Felbab-Brown echoes the idea: “Bribes have fueled the functioning of the justice system. SIGAR’s conclusion is clear: “The United States did not understand the Afghan context and failed to reduce its efforts” to reality, in addition to underestimating “the time needed to rebuild Afghanistan. , creating unrealistic timelines and expectations that prioritized quick spending “which increases corruption”. In addition, there is “the lack of evaluation and monitoring by the relevant government agencies”. “The point that ended our failure was not the insurgency. It was the weight of endemic corruption, ”said Ambassador Ryan Crocker, who led the legation in Kabul in two terms, with Bush and Obama.
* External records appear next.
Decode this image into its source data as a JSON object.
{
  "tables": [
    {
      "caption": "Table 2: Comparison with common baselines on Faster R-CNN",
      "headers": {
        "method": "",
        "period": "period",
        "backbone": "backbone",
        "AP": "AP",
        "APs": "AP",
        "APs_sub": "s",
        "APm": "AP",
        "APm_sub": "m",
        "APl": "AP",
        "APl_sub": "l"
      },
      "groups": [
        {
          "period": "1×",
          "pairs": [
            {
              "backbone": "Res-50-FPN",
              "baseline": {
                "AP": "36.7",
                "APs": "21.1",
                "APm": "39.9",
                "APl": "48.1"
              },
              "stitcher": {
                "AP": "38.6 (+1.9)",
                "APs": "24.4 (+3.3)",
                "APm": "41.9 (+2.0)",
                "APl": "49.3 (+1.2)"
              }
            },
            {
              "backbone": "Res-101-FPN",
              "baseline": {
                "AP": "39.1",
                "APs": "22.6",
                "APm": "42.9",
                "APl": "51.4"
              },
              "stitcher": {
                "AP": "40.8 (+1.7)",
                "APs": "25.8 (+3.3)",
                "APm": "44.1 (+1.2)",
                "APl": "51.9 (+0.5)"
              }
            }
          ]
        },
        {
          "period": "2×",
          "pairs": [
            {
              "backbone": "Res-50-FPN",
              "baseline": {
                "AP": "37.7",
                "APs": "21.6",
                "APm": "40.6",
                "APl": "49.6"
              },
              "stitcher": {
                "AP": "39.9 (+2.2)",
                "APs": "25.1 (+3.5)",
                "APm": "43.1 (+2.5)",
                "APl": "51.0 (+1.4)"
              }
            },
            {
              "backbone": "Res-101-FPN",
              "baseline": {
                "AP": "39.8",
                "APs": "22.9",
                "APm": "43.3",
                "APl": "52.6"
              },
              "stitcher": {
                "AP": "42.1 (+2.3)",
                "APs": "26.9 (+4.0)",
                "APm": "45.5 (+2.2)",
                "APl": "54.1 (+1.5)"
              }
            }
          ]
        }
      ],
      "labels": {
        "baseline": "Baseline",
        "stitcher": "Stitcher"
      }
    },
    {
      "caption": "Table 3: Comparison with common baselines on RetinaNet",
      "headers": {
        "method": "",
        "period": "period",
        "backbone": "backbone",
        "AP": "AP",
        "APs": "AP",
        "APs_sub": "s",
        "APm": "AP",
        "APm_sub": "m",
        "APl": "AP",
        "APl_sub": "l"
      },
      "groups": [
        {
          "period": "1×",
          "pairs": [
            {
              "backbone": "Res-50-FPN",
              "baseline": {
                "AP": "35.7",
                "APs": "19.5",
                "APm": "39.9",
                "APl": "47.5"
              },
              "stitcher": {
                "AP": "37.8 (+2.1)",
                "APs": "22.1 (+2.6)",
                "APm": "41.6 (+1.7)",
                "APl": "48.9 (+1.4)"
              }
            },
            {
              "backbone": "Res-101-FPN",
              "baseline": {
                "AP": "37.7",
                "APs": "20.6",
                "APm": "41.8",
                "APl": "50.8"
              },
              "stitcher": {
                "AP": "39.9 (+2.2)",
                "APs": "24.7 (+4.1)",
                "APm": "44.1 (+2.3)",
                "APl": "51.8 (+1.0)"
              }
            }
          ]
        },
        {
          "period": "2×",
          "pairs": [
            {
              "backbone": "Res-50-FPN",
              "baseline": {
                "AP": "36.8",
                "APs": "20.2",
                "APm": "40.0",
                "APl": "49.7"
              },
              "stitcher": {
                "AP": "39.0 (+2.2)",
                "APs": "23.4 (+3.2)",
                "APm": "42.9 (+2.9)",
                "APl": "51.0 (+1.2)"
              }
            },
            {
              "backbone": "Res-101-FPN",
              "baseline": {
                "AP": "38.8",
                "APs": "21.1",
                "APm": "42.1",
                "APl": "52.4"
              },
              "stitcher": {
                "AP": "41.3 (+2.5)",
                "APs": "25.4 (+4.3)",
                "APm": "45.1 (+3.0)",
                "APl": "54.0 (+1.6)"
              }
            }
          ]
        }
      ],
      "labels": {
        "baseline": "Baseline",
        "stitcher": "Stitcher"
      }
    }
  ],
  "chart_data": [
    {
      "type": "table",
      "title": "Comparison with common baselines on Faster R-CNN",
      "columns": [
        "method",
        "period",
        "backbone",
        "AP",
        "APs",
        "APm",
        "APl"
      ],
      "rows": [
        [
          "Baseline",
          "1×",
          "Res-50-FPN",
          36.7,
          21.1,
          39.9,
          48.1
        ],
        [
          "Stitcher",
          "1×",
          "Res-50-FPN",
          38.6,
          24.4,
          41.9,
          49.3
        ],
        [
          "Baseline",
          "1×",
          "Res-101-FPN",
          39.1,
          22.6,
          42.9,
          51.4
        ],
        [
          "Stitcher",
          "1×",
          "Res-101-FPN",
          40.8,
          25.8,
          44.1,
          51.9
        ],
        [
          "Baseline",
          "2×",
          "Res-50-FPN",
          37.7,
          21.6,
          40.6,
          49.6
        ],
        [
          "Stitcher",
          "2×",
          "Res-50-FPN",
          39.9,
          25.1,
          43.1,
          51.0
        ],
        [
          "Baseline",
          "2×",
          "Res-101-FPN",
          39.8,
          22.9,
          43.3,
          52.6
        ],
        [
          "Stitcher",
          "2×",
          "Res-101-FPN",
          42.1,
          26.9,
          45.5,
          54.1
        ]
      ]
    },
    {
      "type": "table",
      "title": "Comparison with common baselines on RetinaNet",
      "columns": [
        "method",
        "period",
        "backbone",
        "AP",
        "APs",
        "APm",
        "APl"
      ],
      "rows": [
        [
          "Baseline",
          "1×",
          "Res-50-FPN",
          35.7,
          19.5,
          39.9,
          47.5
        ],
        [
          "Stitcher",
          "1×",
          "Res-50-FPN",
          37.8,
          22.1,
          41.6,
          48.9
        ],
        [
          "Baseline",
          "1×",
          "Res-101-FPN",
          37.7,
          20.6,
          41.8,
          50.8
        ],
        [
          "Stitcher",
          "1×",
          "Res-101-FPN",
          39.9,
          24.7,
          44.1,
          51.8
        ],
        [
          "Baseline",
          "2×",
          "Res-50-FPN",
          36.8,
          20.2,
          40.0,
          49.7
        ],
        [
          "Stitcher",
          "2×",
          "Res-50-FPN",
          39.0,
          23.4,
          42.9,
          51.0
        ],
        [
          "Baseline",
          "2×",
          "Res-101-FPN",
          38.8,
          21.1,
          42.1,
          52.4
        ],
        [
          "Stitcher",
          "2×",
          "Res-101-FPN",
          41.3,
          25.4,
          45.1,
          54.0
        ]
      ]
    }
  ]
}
“A lost investment? It is difficult to say now, one can only hope that achievements in areas such as health – especially maternal and child health – and education, will not be ruined. The Taliban will not be able to sustain these gains if funding is cut, if they are unable to pay salaries, and the generation of internationally educated technocrats can only expect to [durante la intervención extranjera] to be able to carry out his work if he is authorized to do so, ”concludes the expert.